This repo is based mostly on https://github.com/wxw-matt/docker-hadoop. It should work on AMD64 and ARM64 architectures. It's not really polished and we used a couple of hacks to solve problems, but generally it works. We used for a university big data lab in group of 3 people (Piotr Krzystanek, Michał Liss, Marceli Sokólski).
Main features:
- Pig, Hive and Spark installed and preconfigured
- One central jupyter notebook to control all containers via SSH
It should work on both AMD64 and ARM64 architectures.
- Docker
- docker compose
We recommend adding .wslconfig file to your Windows user main directory. Use at least 8GB of RAM, but we recommend using more if you can.
[wsl2]
memory=8GB
There are:
Directory | Description |
---|---|
/docker/hadoop | All dockerfiles, configuration files, scripts |
/docker/master_volume | Directory that is mounted in most important containers |
/docker/sprawozdania | Directory that is mounted in jupyter notebook |
To start all containers, navigate to /docker/hadoop directory and run:
./start_all.sh # For amd64
./start_all_arm.sh # For arm64
To stop all containers, navigate to /docker/hadoop directory run:
./stop_all.sh # For amd64
./stop_all_arm.sh # For arm64
All the dockerfiles required to build images manually are present in the /docker/hadoop directory. You can build all images used in /docker/hadoop/docker-compose.yml by running:
docker compose build
But that should not be needed, as all of them are (at the moment of writing) already on dockerhub.

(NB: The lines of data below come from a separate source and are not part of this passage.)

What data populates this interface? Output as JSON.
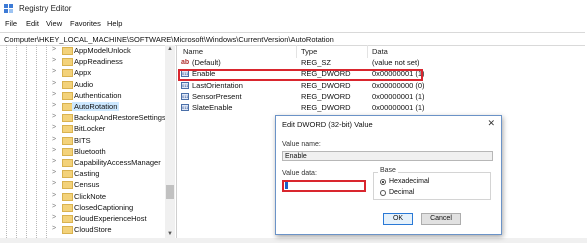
{
  "window": {
    "title": "Registry Editor",
    "icon": "registry-editor-icon"
  },
  "menu": [
    "File",
    "Edit",
    "View",
    "Favorites",
    "Help"
  ],
  "address": "Computer\\HKEY_LOCAL_MACHINE\\SOFTWARE\\Microsoft\\Windows\\CurrentVersion\\AutoRotation",
  "tree": {
    "items": [
      {
        "label": "AppModelUnlock"
      },
      {
        "label": "AppReadiness"
      },
      {
        "label": "Appx"
      },
      {
        "label": "Audio"
      },
      {
        "label": "Authentication"
      },
      {
        "label": "AutoRotation",
        "selected": true
      },
      {
        "label": "BackupAndRestoreSettings"
      },
      {
        "label": "BitLocker"
      },
      {
        "label": "BITS"
      },
      {
        "label": "Bluetooth"
      },
      {
        "label": "CapabilityAccessManager"
      },
      {
        "label": "Casting"
      },
      {
        "label": "Census"
      },
      {
        "label": "ClickNote"
      },
      {
        "label": "ClosedCaptioning"
      },
      {
        "label": "CloudExperienceHost"
      },
      {
        "label": "CloudStore"
      }
    ]
  },
  "values": {
    "columns": {
      "name": "Name",
      "type": "Type",
      "data": "Data"
    },
    "rows": [
      {
        "name": "(Default)",
        "type": "REG_SZ",
        "data": "(value not set)",
        "icon": "string-value-icon"
      },
      {
        "name": "Enable",
        "type": "REG_DWORD",
        "data": "0x00000001 (1)",
        "icon": "dword-value-icon",
        "highlighted": true
      },
      {
        "name": "LastOrientation",
        "type": "REG_DWORD",
        "data": "0x00000000 (0)",
        "icon": "dword-value-icon"
      },
      {
        "name": "SensorPresent",
        "type": "REG_DWORD",
        "data": "0x00000001 (1)",
        "icon": "dword-value-icon"
      },
      {
        "name": "SlateEnable",
        "type": "REG_DWORD",
        "data": "0x00000001 (1)",
        "icon": "dword-value-icon"
      }
    ]
  },
  "dialog": {
    "title": "Edit DWORD (32-bit) Value",
    "close_glyph": "✕",
    "value_name_label": "Value name:",
    "value_name": "Enable",
    "value_data_label": "Value data:",
    "value_data": "",
    "base_label": "Base",
    "radio_hex": "Hexadecimal",
    "radio_dec": "Decimal",
    "selected_base": "Hexadecimal",
    "ok": "OK",
    "cancel": "Cancel"
  },
  "colors": {
    "highlight": "#d9262e",
    "folder": "#f3d27a",
    "selection": "#cce8ff"
  }
}
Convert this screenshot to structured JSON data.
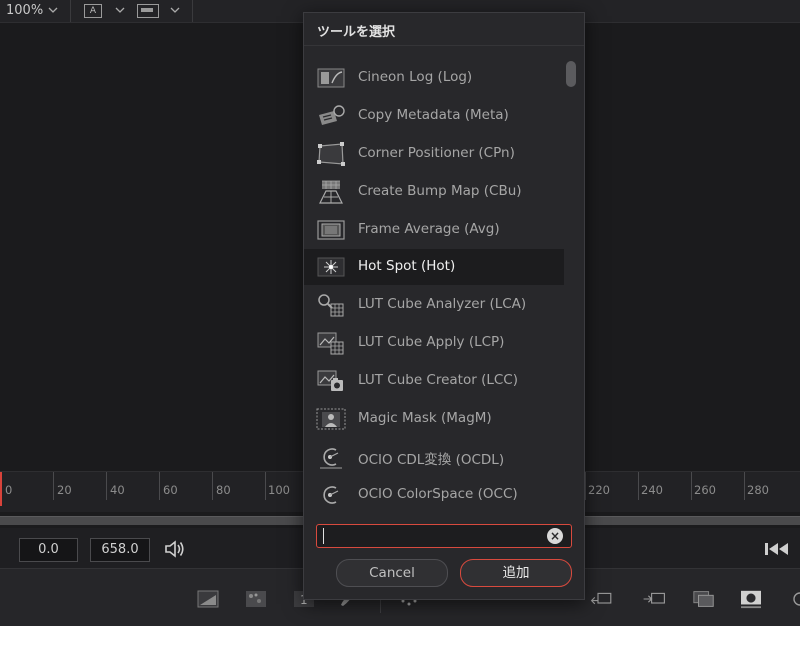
{
  "topbar": {
    "zoom": "100%",
    "view_a_label": "A"
  },
  "ruler": {
    "ticks_left": [
      "0",
      "20",
      "40",
      "60",
      "80",
      "100"
    ],
    "ticks_right": [
      "220",
      "240",
      "260",
      "280"
    ]
  },
  "transport": {
    "current_time": "0.0",
    "end_time": "658.0"
  },
  "dialog": {
    "title": "ツールを選択",
    "items": [
      {
        "label": "Cineon Log (Log)",
        "icon": "cineon-log-icon"
      },
      {
        "label": "Copy Metadata (Meta)",
        "icon": "copy-metadata-icon"
      },
      {
        "label": "Corner Positioner (CPn)",
        "icon": "corner-positioner-icon"
      },
      {
        "label": "Create Bump Map (CBu)",
        "icon": "create-bump-map-icon"
      },
      {
        "label": "Frame Average (Avg)",
        "icon": "frame-average-icon"
      },
      {
        "label": "Hot Spot (Hot)",
        "icon": "hot-spot-icon",
        "selected": true
      },
      {
        "label": "LUT Cube Analyzer (LCA)",
        "icon": "lut-cube-analyzer-icon"
      },
      {
        "label": "LUT Cube Apply (LCP)",
        "icon": "lut-cube-apply-icon"
      },
      {
        "label": "LUT Cube Creator (LCC)",
        "icon": "lut-cube-creator-icon"
      },
      {
        "label": "Magic Mask (MagM)",
        "icon": "magic-mask-icon"
      },
      {
        "label": "OCIO CDL変換 (OCDL)",
        "icon": "ocio-cdl-icon"
      },
      {
        "label": "OCIO ColorSpace (OCC)",
        "icon": "ocio-colorspace-icon"
      }
    ],
    "search_value": "",
    "search_placeholder": "",
    "cancel_label": "Cancel",
    "add_label": "追加"
  },
  "colors": {
    "accent": "#d84a3e",
    "playhead": "#d8433b"
  }
}
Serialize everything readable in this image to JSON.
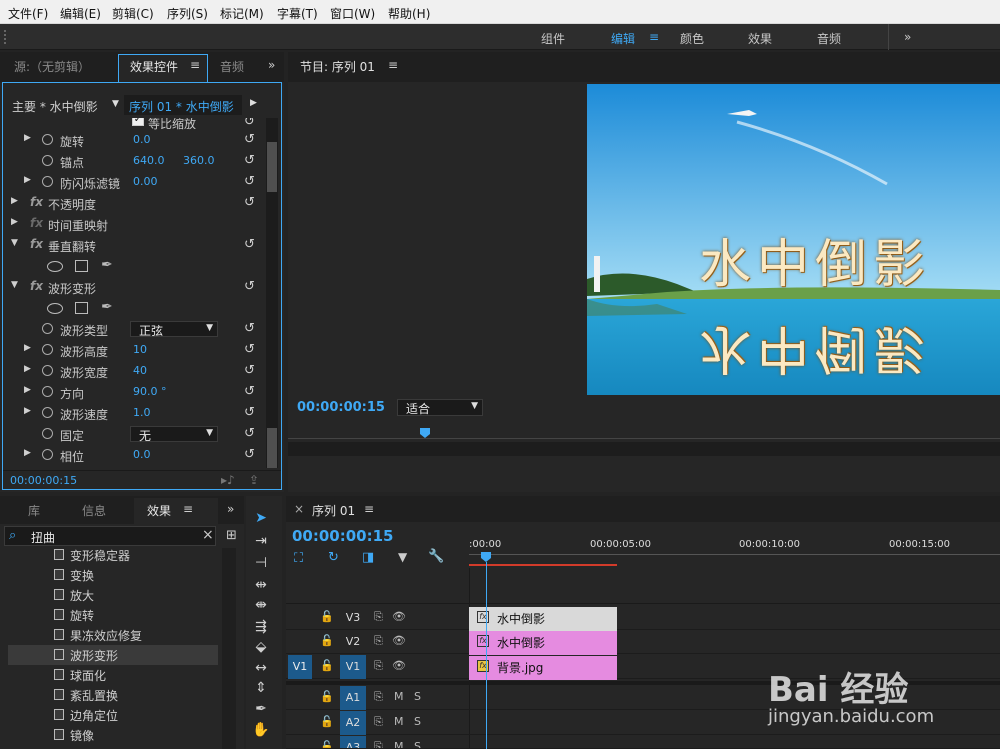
{
  "menu": [
    "文件(F)",
    "编辑(E)",
    "剪辑(C)",
    "序列(S)",
    "标记(M)",
    "字幕(T)",
    "窗口(W)",
    "帮助(H)"
  ],
  "workspace": {
    "tabs": [
      "组件",
      "编辑",
      "颜色",
      "效果",
      "音频"
    ],
    "active": "编辑",
    "more": "»"
  },
  "source_panel": {
    "tabs": [
      "源:（无剪辑）",
      "效果控件",
      "音频"
    ],
    "active_tab": "效果控件",
    "master_label": "主要 * 水中倒影",
    "sequence_label": "序列 01 * 水中倒影",
    "rows": [
      {
        "label": "等比缩放",
        "checked": true
      },
      {
        "label": "旋转",
        "v1": "0.0"
      },
      {
        "label": "锚点",
        "v1": "640.0",
        "v2": "360.0"
      },
      {
        "label": "防闪烁滤镜",
        "v1": "0.00"
      },
      {
        "label": "不透明度"
      },
      {
        "label": "时间重映射"
      },
      {
        "label": "垂直翻转"
      },
      {
        "label": "波形变形"
      },
      {
        "label": "波形类型",
        "dd": "正弦"
      },
      {
        "label": "波形高度",
        "v1": "10"
      },
      {
        "label": "波形宽度",
        "v1": "40"
      },
      {
        "label": "方向",
        "v1": "90.0 °"
      },
      {
        "label": "波形速度",
        "v1": "1.0"
      },
      {
        "label": "固定",
        "dd": "无"
      },
      {
        "label": "相位",
        "v1": "0.0"
      }
    ],
    "fx": "fx",
    "timecode": "00:00:00:15"
  },
  "program_panel": {
    "title": "节目: 序列 01",
    "image_text": "水中倒影",
    "timecode": "00:00:00:15",
    "fit": "适合"
  },
  "effects_panel": {
    "tabs": [
      "库",
      "信息",
      "效果"
    ],
    "active_tab": "效果",
    "search_value": "扭曲",
    "clear": "×",
    "items": [
      "变形稳定器",
      "变换",
      "放大",
      "旋转",
      "果冻效应修复",
      "波形变形",
      "球面化",
      "紊乱置换",
      "边角定位",
      "镜像"
    ],
    "selected": "波形变形"
  },
  "timeline": {
    "tab": "序列 01",
    "timecode": "00:00:00:15",
    "ruler": [
      ":00:00",
      "00:00:05:00",
      "00:00:10:00",
      "00:00:15:00"
    ],
    "tracks": [
      {
        "src": "",
        "name": "V3"
      },
      {
        "src": "",
        "name": "V2"
      },
      {
        "src": "V1",
        "name": "V1"
      },
      {
        "src": "",
        "name": "A1",
        "m": "M",
        "s": "S"
      },
      {
        "src": "",
        "name": "A2",
        "m": "M",
        "s": "S"
      },
      {
        "src": "",
        "name": "A3",
        "m": "M",
        "s": "S"
      }
    ],
    "clips": [
      {
        "label": "水中倒影",
        "color": "#d9d9d9"
      },
      {
        "label": "水中倒影",
        "color": "#e58be0"
      },
      {
        "label": "背景.jpg",
        "color": "#e58be0"
      }
    ]
  },
  "watermark": {
    "brand": "Bai 经验",
    "url": "jingyan.baidu.com"
  }
}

Run command in the namenode.
You can run commands directly in containers. Run:
- map-reduce jobs in namenode
- pig jobs in namenode
- hive jobs on hive-server
- spark jobs in namenode
Those containers have /docker/master_volume mounted, so you can paste all necessary scripts/jars there.
Paste all necessary scripts/jars to /docker/master_volume and use jupyter notebook. It should be available on localhost:8888. There is a demo notebook with working examples there.